"Poor Hercules, what do you know about it? If Claude was a rotter, she should have left him. In all decency, she should have left him the moment she saw that her passion was merely physical. What has she done? Nothing. They are still together on the most intimate terms."
Kelly put his arm soothingly round her waist. It was a privilege she had allowed him in the dull days of late—though not often and always grudgingly.
"I don't suppose she's going to have a child," she went on, in a bitter tone, "yet that would be her one solid happiness. She's too selfish, I fear. Look how idiotically fate deals out the cards. She could have a child, but she doesn't want one, while I want one so much, but—"
It was a generous hiatus, and her voice softened as she approached it. She was forever telling men that she wanted a child of her own; they were usually embarrassed or piqued by the information; and whatever the effect she enjoyed it.
For once, Kelly was not nonplussed. He drew his arm tighter.
"Listen, sweetheart," he said, sentimentally, "what's to prevent it? I want kiddies, too."
"Do you indeed," said Cornelia, with a dangerous light in her eyes. "I said I wanted a child. The difficulty is that I don't want the father for it."

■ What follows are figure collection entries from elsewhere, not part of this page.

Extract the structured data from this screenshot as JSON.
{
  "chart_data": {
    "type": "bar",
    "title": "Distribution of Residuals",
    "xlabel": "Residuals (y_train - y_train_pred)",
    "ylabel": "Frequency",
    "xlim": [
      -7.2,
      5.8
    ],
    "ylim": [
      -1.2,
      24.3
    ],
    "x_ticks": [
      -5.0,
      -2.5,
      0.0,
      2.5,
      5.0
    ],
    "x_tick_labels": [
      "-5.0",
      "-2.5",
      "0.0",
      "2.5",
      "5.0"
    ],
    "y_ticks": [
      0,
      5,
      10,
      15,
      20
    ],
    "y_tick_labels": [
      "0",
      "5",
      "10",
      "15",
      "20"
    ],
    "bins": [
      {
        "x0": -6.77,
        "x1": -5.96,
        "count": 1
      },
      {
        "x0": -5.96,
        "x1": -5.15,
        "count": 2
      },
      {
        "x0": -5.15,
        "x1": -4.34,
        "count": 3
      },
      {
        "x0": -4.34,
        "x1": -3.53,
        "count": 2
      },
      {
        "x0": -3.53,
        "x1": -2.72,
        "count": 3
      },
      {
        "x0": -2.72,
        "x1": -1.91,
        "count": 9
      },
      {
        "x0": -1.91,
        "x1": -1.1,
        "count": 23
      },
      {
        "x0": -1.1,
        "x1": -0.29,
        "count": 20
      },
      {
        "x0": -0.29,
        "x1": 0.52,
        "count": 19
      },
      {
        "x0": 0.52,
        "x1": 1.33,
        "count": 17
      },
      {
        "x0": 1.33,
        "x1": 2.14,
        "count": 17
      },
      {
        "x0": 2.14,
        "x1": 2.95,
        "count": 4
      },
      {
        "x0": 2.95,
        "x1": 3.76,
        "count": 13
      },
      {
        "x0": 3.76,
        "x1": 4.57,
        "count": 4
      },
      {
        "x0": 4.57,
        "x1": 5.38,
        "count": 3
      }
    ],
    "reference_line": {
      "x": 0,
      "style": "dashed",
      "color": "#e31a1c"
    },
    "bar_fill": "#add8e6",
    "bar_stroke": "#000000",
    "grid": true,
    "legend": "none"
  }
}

"Why not, if we're married?" he proceeded with unexampled obstinacy. "I'd rather follow Janet than go on being tormented like this," he concluded, drawing the long bow at a venture.
She withdrew from him and rose, her cheeks parading an angry red. Ordinarily, a look was enough to make him quail, but, lo and behold, he was marching with unprecedented independence to the door. And how could Cornelia know that his body went hot and cold by turns for fear that she would let him walk out?
She could not afford to lose him, so she called him back.